NASCE IL PDL-SICILIA, MA SENZA IL MARCHIO DI FABBRICA
PROMOSSO DA MICCICHE’, IN CONTRASTO CON ALFANO E SCHIFANI, FEDELI A LOMBARDO E BENEDETTI DA FINI, IL PROGETTO PREOCCUPA IL VERTICE DEL PDL…. CONTA SU 13 DEPUTATI, 6 SENATORI, 15 CONSIGLIERI REGIONALI… “LEALI A SILVIO, MA NON SIAMO YESMAN”…E IL PDL GLI NEGA L’USO DEL SIMBOLO
Non sarà il temuto “partito del Sud” di cui si era parlato a lungo negli scorsi mesi, ma certamente quello che ieri è stato ratificato ufficialmente all’Assemblea regionale siciliana, ovvero la costituzione del gruppo autonomo “Pdl Sicilia”, rappresenta una bella scossa per il vertice del Pdl.
La diplomazia di partito non è riuscita a mediare tra i coordinatori nazionali e Gianfranco Miccichè che ha con sè parlamentari nazionali e regionali, ex An vicini a Gianfranco Fini e centinaia di amministratori locali.
“Rimango fedele e leale a Berlusconi, ma non vesto nei suoi confronti i panni dello yesman.
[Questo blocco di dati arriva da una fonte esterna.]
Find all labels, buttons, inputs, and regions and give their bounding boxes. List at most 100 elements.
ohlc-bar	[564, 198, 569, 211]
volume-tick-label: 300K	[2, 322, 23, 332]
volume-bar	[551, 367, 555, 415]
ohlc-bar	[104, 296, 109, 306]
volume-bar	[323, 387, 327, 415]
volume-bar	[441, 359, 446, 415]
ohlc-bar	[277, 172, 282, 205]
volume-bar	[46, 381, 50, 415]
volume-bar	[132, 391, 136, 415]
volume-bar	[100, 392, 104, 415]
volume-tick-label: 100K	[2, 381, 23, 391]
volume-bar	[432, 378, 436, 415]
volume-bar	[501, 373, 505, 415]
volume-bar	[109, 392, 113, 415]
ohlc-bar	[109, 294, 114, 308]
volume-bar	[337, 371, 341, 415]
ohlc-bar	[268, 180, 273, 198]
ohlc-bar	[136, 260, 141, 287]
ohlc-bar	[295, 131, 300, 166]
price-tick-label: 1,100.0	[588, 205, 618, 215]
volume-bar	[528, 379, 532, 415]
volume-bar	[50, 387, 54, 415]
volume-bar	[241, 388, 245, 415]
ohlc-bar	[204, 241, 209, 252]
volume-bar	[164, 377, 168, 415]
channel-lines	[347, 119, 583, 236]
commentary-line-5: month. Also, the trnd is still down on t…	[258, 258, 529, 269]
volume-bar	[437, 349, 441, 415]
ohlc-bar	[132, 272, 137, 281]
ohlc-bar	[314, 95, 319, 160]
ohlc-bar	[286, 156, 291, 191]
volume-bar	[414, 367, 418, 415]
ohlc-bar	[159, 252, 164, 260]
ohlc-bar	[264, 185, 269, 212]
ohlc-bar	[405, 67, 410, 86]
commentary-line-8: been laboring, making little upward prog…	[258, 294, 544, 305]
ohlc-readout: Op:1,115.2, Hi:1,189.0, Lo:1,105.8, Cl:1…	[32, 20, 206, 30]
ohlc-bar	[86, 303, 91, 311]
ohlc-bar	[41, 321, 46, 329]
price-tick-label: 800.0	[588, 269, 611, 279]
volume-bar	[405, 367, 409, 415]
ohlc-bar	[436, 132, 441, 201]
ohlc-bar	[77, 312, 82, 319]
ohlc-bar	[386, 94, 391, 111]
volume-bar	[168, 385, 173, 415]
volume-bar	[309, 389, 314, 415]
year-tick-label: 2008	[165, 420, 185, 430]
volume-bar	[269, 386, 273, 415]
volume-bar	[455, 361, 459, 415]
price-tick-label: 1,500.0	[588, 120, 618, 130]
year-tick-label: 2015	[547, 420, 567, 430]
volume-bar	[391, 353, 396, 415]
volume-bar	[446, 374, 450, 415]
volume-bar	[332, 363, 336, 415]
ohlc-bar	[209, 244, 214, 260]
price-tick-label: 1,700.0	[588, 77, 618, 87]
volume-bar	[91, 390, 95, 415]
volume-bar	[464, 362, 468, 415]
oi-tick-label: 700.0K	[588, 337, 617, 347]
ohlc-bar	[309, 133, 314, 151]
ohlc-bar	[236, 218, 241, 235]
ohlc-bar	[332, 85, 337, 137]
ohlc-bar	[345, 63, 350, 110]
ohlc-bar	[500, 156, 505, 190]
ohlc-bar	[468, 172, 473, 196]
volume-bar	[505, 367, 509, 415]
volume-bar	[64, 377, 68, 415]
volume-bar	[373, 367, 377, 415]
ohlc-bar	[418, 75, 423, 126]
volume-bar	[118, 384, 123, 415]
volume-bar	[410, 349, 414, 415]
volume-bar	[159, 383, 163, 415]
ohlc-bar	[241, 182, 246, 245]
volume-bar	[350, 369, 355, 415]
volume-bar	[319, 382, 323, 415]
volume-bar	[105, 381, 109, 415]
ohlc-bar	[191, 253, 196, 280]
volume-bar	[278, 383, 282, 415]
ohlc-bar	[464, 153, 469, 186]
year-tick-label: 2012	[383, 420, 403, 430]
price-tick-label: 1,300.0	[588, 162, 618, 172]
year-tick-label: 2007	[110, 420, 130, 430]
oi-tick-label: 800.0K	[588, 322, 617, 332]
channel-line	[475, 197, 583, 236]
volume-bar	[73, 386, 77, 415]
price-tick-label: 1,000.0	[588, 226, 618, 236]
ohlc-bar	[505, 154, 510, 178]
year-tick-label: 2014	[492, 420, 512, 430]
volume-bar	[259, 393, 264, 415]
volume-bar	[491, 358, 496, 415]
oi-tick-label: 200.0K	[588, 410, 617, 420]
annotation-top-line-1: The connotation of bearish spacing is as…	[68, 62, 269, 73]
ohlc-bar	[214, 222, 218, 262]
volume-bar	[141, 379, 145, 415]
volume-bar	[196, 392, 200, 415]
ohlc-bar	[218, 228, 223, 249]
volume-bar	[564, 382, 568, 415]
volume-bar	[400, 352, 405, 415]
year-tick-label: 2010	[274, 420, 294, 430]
La gestione del partito in Sicilia è assolutamente fallimentare”. Nonostante la diffida dall’uso del marchio di fabbrica Pdl, nonostante le minacce di considerarli fuori dal partito, ieri i ribelli hanno reso ufficiale lo strappo.
E sono tutt’altro che pochi ( la metà del gruppo regionale, tanto per avere un’idea), confortati dalla “benedizione” all’operazione che avrebbe dato Gianfranco Fini ai suoi.
Hanno aderito infatti alla nuova sigla ben 13 deputati, 6 senatori e centinaia di amministratori locali che non ne possono più della gestione di Schifani e Alfano e restano invece fedeli a governatore Lombardo.
Il progetto preoccupa non poco il vertice nazionale del Pdl, soprattutto per l’effetto domino che potrebbe creare, attraverso la frammentazione del partito in altre realtà locali.
Da qui l’invito a non usare il simbolo di partito che “è nell’esclusiva disponibilità del vertice del Pdl” e a non costituire alcun gruppo Pdl-Sicilia in quanto non autorizzato dal partito stesso.
Le accuse dei ribelli partono da considerazioni locali: “il Pdl siciliano è una torre di Babele dover leader e leaderotti parlano ognuno un linguaggio politico differente e dove regna l’incoerenza”.
Ma i risvolti sono soprattutto nella insoddisfazione per una politica nazionale che vede Berlusconi ormai appiattito sulle posizioni della Lega, incapace di porre un freno ai continui ricatti padani, insensibile a una vera operazione di rilancio del Sud che non vada oltre le solite dichiarazioni di principio.
Un malessere ormai diffuso anche in altre regioni meridionali e per questo pericoloso e non risolvibile con minacce e ammonizioni.
Diciamo chiaramente che la Sicilia, che aveva regalato al Pdl maggioranze bulgare, attraverso una affermazione senza precedenti anni fa, contribuendo al successo del partito a livello nazionale, ha poi visto i fondi di Tremonti prendere quasi sempre la destinazione del Nord.
L’arroganza della Lega e l’arrendevolezza complice del premier ora hanno ottenuto un primo risultato: far incazzare il meridione d’Italia, stanco di promesse e di vaghi impegni verbali.
Il Pdl paga la sua politica sbagliata al Sud, in attesa di subire le critiche anche dal nord, appena sarà evidente la svendita dei valori originari del partito per ingraziarsi alle elezioni regionali la Lega e gli egoismi xenofobi che essa rappresenta.
Nonchè regalando Veneto e Piemonte ai sostenitori della Padagna del magna magna.